Chronique

Anaïs Drago

Solitudo

Anaïs Drago (vln)

Label / Distribution : CamJazz/Harmonia Mundi

Le public français aura l’occasion d’assister à un concert d’Anaïs Drago d’ici 2024 lors de la présentation de Terre Ballerine, son nouveau projet. Solitudo nous offre l’occasion de découvrir cette jeune violoniste inclassable. Lauréate du référendum Top Jazz 2022 organisé par la revue Musica Jazz, Anaïs Drago écume les distinctions et les festivals de jazz où son éclectisme est salué. Avec cet album réalisé en solitaire, elle se concentre sur son expérience et ouvre de nouvelles voies pour l’avenir.

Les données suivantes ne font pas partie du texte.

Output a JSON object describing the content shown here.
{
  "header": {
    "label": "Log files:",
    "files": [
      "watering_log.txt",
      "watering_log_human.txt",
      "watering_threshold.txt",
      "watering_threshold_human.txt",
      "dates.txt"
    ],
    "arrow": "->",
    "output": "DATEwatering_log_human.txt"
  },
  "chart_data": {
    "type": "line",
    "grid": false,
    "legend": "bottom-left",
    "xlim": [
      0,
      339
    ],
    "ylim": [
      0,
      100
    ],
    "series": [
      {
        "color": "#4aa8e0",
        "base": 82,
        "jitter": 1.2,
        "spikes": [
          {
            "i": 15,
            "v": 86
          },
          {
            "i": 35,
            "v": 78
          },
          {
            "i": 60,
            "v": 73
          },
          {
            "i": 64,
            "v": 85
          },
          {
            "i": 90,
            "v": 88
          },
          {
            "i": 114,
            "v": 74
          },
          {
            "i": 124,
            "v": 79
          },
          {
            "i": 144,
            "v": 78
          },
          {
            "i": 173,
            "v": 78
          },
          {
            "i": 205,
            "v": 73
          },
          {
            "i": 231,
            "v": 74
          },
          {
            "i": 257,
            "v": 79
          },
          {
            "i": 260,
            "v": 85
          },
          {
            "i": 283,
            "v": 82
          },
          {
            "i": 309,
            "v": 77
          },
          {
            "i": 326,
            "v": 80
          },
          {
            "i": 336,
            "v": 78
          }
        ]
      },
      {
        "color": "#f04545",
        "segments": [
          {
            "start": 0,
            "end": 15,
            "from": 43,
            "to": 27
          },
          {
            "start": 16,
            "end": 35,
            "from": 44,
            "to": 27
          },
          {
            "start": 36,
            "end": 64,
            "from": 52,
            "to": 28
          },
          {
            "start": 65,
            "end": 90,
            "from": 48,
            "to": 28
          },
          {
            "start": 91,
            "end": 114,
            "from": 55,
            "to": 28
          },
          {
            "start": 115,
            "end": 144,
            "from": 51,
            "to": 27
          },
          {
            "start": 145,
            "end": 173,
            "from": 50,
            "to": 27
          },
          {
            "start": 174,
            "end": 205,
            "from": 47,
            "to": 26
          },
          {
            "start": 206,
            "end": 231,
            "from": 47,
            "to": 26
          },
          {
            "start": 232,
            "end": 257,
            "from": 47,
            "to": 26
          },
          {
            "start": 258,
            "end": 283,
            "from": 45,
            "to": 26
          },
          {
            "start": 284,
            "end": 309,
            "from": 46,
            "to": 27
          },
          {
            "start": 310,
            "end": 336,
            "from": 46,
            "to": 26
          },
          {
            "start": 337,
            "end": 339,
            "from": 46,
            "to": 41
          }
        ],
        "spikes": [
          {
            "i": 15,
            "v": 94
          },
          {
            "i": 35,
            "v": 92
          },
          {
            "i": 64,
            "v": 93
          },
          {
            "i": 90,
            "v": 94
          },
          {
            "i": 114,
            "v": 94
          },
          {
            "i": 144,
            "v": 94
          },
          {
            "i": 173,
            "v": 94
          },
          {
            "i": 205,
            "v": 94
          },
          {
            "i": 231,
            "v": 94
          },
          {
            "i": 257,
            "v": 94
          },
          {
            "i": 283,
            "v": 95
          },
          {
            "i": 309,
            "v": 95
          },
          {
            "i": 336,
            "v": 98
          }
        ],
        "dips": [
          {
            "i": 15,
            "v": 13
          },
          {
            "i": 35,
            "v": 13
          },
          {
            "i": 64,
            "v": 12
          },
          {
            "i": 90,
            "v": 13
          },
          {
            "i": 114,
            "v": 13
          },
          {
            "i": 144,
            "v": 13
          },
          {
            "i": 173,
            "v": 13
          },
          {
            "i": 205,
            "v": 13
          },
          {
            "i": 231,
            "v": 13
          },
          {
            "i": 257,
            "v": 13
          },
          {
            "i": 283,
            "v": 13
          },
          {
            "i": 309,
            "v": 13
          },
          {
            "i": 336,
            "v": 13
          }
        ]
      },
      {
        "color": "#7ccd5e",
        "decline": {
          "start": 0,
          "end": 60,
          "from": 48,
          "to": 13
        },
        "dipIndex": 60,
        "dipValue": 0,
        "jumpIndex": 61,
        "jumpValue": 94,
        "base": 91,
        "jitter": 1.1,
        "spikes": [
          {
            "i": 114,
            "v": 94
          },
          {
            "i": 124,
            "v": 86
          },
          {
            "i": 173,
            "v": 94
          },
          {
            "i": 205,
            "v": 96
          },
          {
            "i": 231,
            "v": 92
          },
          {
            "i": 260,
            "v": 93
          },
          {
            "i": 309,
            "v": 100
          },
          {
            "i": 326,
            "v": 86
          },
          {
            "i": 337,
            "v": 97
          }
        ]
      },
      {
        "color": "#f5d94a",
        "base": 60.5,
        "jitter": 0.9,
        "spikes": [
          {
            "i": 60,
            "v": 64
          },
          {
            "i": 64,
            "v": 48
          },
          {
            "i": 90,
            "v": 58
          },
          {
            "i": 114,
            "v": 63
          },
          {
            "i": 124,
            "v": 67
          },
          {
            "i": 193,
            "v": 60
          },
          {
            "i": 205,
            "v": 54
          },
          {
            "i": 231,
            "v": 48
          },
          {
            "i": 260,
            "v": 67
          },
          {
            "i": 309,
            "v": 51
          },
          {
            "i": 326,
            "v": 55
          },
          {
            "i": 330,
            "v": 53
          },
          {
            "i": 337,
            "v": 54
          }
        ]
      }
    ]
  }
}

Les douze compositions et les trois improvisations impromptues de Solitudo laissent apparaître la richesse des matériaux employés par cette musicienne fidèle au violon depuis son enfance. Les différents climats dévoilent une aisance instrumentale ainsi qu’une capacité à construire une trame musicale inventive. Le violon contemporain italien avait vu Renato Geremia proposer ses abstractions lyriques dans l’Italian Instabile Orchestra, et Mauro Pagani mêler le jazz électrique à la tradition instrumentale. D’ailleurs deux des compositions du premier album de ce violoniste renommé - Violer D’Amores en solo et L’Albero Di Canto II en duo avec le génial Demetrio Stratos - ont un lien tutélaire avec l’univers d’Anaïs Drago, mais les comparaisons s’arrêtent là. Drago est bel et bien une créatrice qui excelle à faire jaillir des sentiments variés. Sa poésie teintée de nostalgie entrecroise des complexités rythmiques et sa connaissance de l’électronique.

D’entrée, « Gnossienne » fait ressurgir des mondes que le violon s’est appropriés depuis des siècles ; des parfums irlandais y côtoient des arabesques orientales. « Ascesis » se place dans la lignée de Giacinto Scelsi mais en renouvelle le propos. L’envolée tranchante d’« Halucinari # 1 » et la complainte d’« Oblivio », propulsée par les effets électroniques, agrémentent le discours instrumental. L’amour du rock, et en particulier de l’œuvre de Frank Zappa, se discerne dans « Firma Mentis », baigné par des expérimentations historiques de Jean-Luc Ponty.

Cette ode au violon contemporain installe Anaïs Drago au firmament de l’écriture et de la virtuosité. On y ressent toute la dévotion qu’elle accorde aux musiques planétaires mais aussi l’héritage du jazz sublimé dans « Just Talking To Myself » qui clôt Solitudo.